Reverend Al Sharpton addresses the media on Monday.
Reverend Al Sharpton addresses the media on Monday.
Veteran civil rights campaigner Reverend Al Sharpton was in Bermuda today to lend some words of support for the island's embattled Premier Dr Ewart Brown.

Reverend Sharpton praised Bermuda's 'moral leadership' saying they had 'taken the risk to be right' by inviting four freed Guantanamo Bay prisoners to live here.

Dr Brown convincingly survived a vote of no confidence in his Government this weekend after a 14-hour debate in the island's House of Assembly, that lasted until just after 5am on Saturday morning.

But with his approval rating plummeting to 24 per cent, according to one poll today, the visit from such a high profile black leader was a timely reminder of the almost unanimous approval the move has received overseas.

Local politicians and protesters have condemned the Premier for failing to consult the Governor, parliament or even his own cabinet before making the decision.

But Reverend Sharpton said morality should trump politics.

"If you come out of the ghetto, like I did, you worry afterwards whose mess it was and how it was cleaned up. The main thing is to get the mess cleaned up," he added.

Reverend Sharpton said the decision to accept the four men, ethnic Uighurs from northwest China who spent more than seven years at Gitmo despite being declared innocent, had positive repercussions around the world.

"We must have a world where people rise above politics and give priority to the preservation of human life and dignity.

"In that spirit we have other nations that are extending the same conduct. Italy and others are following the tone set in this nation."

Reverend Sharpton, who has visited Bermuda on many occasions and broadcast his radio show from the island on New Year's Eve, also met with religious leaders, telling them they should be proud of Bermuda's moral action.

He said he had called the Premier last week but had wanted to thank him in person for what he had done.

"I was never more proud than to see them (Bermuda) take the risk to be right and that should be encouraged by all nations.

"We must raise the morality of our actions above and beyond the politics."

The reverend refused to publically condemn the U.S. for its refusal to allow the Uighurs - 13 of whom are still languishing in Guantanamo - to settle in America.

He insisted he was here to salute the 'moral leadership' of Bermuda and not to condemn the lack of it in the U.S.
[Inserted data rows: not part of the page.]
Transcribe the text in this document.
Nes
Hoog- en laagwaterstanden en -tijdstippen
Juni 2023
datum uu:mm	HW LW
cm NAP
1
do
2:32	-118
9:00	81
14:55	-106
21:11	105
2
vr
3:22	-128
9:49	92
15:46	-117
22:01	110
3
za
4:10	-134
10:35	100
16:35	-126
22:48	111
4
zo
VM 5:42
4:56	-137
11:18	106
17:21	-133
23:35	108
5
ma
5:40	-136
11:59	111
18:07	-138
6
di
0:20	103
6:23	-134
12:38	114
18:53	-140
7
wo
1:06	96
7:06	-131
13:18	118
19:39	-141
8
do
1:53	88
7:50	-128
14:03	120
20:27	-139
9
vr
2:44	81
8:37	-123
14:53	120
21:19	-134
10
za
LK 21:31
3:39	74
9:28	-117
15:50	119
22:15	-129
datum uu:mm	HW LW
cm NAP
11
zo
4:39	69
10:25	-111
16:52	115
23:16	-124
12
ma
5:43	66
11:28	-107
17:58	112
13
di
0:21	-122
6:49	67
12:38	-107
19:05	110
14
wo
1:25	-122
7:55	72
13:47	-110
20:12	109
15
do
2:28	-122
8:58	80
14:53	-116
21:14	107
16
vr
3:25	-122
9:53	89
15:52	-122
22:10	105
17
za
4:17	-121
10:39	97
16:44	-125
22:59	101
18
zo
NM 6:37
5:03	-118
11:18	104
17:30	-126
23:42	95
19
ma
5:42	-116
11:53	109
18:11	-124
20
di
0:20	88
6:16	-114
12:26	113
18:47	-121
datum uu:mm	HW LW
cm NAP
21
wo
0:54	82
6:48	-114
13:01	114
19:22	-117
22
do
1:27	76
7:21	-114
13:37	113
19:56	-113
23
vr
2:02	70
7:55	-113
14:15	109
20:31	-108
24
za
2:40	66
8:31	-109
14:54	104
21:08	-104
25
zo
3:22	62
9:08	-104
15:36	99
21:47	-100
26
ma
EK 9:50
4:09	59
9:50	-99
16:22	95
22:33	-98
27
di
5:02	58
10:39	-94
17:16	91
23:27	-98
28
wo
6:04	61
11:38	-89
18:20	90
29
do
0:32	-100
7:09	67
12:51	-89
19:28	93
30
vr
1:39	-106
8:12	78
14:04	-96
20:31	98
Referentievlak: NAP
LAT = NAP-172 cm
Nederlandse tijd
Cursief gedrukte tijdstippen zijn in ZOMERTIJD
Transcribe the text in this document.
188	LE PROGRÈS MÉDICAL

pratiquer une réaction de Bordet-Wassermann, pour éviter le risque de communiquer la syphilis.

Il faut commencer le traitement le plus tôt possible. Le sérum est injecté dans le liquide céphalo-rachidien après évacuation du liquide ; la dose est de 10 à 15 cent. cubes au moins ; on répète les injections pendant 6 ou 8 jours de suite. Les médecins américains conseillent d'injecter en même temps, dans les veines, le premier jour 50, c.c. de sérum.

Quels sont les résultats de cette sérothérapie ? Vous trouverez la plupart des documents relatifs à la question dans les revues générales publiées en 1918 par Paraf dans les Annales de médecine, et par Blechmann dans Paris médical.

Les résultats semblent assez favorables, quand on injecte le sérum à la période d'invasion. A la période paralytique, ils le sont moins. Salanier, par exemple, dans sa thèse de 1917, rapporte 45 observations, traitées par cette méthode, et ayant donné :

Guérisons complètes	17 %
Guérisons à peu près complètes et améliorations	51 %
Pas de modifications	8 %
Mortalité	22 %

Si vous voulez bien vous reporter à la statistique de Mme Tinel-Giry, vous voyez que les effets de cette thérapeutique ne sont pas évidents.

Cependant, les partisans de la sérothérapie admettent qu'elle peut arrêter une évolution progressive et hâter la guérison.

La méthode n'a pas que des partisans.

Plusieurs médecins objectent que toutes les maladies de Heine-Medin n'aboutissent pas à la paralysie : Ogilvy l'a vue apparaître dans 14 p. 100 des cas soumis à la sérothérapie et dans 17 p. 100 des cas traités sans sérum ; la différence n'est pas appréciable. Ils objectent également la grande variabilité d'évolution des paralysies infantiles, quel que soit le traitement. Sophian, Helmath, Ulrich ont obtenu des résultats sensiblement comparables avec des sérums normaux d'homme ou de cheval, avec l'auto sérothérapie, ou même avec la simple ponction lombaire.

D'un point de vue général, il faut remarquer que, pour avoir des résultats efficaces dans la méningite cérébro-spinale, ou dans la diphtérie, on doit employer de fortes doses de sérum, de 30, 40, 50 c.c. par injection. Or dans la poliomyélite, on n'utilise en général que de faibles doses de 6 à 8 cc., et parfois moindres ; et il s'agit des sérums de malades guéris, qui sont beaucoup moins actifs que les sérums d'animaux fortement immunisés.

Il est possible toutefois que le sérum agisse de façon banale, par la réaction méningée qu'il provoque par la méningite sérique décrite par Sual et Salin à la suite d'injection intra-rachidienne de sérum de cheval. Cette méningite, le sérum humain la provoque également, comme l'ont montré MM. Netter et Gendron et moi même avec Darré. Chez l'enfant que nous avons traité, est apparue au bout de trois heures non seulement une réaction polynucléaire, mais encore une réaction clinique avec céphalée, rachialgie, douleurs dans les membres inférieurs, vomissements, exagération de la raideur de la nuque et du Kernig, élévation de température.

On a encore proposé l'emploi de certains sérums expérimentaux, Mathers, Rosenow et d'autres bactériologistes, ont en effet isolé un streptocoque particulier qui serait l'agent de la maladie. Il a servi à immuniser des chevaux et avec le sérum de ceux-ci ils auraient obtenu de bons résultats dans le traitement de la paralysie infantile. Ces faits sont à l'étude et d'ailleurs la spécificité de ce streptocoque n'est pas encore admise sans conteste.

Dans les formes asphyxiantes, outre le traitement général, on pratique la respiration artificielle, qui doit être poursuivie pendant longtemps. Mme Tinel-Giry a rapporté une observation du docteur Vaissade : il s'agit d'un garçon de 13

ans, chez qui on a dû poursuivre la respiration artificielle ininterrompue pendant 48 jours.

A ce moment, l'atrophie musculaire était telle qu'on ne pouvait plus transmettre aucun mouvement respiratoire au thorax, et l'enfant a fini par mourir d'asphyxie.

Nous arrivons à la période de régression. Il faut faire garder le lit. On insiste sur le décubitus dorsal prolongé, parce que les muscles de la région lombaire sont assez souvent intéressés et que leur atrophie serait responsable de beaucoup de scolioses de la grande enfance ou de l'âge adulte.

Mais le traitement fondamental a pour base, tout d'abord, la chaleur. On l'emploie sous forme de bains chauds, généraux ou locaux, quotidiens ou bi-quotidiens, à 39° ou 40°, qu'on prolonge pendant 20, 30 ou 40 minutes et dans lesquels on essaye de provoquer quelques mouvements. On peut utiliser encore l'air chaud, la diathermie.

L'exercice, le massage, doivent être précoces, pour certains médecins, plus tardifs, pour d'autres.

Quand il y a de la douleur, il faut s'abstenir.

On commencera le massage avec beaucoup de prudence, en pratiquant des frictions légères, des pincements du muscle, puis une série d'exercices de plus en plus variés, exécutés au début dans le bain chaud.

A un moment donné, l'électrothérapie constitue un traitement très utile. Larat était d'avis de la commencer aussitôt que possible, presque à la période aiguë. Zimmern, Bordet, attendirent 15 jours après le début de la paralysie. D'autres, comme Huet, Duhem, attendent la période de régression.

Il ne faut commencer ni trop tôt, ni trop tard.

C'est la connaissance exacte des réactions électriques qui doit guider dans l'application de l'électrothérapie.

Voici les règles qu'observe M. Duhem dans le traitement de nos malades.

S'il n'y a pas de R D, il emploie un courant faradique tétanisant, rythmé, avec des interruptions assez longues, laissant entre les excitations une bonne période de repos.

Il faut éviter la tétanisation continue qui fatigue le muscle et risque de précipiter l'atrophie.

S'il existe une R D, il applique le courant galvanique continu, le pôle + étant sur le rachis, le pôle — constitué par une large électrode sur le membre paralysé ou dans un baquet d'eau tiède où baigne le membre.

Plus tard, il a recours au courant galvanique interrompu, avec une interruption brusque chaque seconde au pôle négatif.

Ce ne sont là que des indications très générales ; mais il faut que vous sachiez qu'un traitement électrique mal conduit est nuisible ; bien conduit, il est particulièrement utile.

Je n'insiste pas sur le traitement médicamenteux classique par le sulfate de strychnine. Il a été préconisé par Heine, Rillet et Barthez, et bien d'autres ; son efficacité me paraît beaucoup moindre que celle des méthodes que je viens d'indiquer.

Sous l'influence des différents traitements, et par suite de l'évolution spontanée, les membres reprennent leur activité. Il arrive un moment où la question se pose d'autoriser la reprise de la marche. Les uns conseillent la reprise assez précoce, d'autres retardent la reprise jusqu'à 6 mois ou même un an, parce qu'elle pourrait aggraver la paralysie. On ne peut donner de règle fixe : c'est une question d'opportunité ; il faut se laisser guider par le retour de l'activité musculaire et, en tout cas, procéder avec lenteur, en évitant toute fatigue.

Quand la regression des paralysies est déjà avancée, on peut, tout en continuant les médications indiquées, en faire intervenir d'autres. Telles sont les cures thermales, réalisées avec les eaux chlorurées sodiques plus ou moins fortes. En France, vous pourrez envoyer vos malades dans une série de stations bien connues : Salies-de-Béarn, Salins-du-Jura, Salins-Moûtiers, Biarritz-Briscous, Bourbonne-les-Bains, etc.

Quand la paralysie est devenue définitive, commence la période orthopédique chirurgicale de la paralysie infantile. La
Dr Brown, who has condemned some of his critics as racially motivated in a speech on Saturday morning, now appears to have more support from overseas than he does in his own country.

"I'm not a popular guy right now," he admitted, "but I'm more concerned with the correctness of the gesture."

He added that with 'time and understanding' the community would come to respect his decision and his approval ratings would take a turn for the better.

Reverend Bishop Vernon Lambe of the First Church of God, speaking on behalf of the Bermuda clergy, urged Bermudians to treat the Uighurs with compassion despite the political and legal concerns they may have over how the decision was taken.

"I am sure that those who have sought refuge here will be blessed to come into contact with a spirit of hospitality and community that Bermudians have innate. We have always been a compassionate community and we will not stop now."